Dizziness threatened to tip me over. “She mentored me. She helped me believe in myself.”

“Yes,” Liora said gently. “And maybe the system used her influence to shape your path.”

It felt like losing part of my own story.

“So even the people who helped me,” I said, voice barely there, “might’ve been tools.”

Ethan’s voice was rough. “Doesn’t mean her love wasn’t real.”

“But it messes with it,” I said.

I needed proof. Adrian showed me grant records from Harrow’s department projects on public influence, early studies on “emerging persuasive voices.” Her name wasn’t stamped villain, just written in as another participant.

“She probably thought she was doing something good,” Adrian said.

“But she helped build the lens that watched me,” I whispered.

That night, I couldn’t stop thinking about her. Did she know? Did she ever guess what she was helping? Did she regret it?

Finally, overwhelmed, I called.

Her voice came through the phone, older and thinner than I remembered. “Demilia? I’ve been watching everything unfold. I’m so proud of you.”

The words stung. “I need to ask you something,” I said.

“Anything,” she answered.

“Did you ever take part in research on emerging public voices?”

She paused. I heard her sigh.

“Yes,” she said. “A long time ago. We thought we were helping, studying empowerment.”

My throat went tight. “They used that to monitor and control people like me.”

Silence. Then her voice, shaking. “I didn’t know. If I had… I never would have”

I closed my eyes. “I believe you,” I said, barely audible.

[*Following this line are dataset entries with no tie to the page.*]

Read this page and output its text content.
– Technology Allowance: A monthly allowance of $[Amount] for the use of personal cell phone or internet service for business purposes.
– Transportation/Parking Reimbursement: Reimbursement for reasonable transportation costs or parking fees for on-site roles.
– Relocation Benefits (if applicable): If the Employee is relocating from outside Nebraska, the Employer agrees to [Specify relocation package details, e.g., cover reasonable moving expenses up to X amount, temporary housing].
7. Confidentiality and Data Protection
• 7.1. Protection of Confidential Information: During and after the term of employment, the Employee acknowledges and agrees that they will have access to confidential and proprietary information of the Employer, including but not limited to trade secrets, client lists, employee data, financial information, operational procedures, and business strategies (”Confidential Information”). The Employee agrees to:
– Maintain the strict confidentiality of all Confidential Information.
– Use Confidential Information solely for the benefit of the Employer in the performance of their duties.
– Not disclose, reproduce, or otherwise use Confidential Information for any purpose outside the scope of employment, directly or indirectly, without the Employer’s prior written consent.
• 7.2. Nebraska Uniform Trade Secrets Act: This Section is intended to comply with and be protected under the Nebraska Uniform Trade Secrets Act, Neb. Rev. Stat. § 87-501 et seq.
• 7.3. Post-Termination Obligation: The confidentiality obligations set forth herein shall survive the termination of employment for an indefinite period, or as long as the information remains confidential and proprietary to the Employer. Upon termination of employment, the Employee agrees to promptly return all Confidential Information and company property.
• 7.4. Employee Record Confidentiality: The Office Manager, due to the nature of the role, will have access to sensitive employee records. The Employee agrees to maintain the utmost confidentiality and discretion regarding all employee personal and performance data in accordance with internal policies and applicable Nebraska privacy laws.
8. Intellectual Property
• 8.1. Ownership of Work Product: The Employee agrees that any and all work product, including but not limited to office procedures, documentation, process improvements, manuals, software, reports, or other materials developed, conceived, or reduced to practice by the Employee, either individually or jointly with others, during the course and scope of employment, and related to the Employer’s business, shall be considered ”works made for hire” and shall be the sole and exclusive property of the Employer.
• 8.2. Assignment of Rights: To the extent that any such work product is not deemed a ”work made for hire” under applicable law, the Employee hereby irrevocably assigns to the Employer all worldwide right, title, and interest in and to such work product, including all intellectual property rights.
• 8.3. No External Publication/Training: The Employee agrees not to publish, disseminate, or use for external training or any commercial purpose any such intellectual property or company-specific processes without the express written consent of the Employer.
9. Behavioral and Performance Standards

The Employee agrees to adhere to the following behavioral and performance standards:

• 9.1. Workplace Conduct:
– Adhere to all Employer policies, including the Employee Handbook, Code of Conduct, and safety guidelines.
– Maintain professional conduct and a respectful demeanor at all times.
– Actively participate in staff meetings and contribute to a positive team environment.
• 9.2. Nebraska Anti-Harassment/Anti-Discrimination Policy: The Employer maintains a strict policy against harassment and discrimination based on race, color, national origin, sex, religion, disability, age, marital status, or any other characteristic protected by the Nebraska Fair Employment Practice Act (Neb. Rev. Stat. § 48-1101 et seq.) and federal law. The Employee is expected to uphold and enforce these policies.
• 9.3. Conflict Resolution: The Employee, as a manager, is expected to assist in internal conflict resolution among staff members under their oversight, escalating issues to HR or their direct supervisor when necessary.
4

Tears slid down. “But it still hurts.”

“I’m so sorry,” she said.

“So am I.”

After the call, I felt scraped raw. But also, somehow, more sure.

“They shaped parts of my past,” I whispered, “but they don’t get to define what it means.”

My hand went to my stomach again. “They won’t write my daughter’s story,” I said. “Not like they tried with mine.”

Out in the world, people kept arguing about systems and sponsors and big institutions. Something inside me shifted. This wasn’t just about breaking a machine anymore. It was about grabbing the pen and reclaiming my own story.

They thought I’d be a catalyst. They watched me grow up. Tried to steer me.

But they never saw this coming: that I’d look straight at their blueprint and toss it. Write something new.

And as I got ready for the next public address, a chill crept in. If they’d been shaping my past for years, what else had they engineered without me seeing? What final truth was still hiding, waiting to shake everything I thought I knew?

Because the next chapter? It wouldn’t just test who I was. It would peel back the truth about where I came from and maybe destroy the story I’d always believed.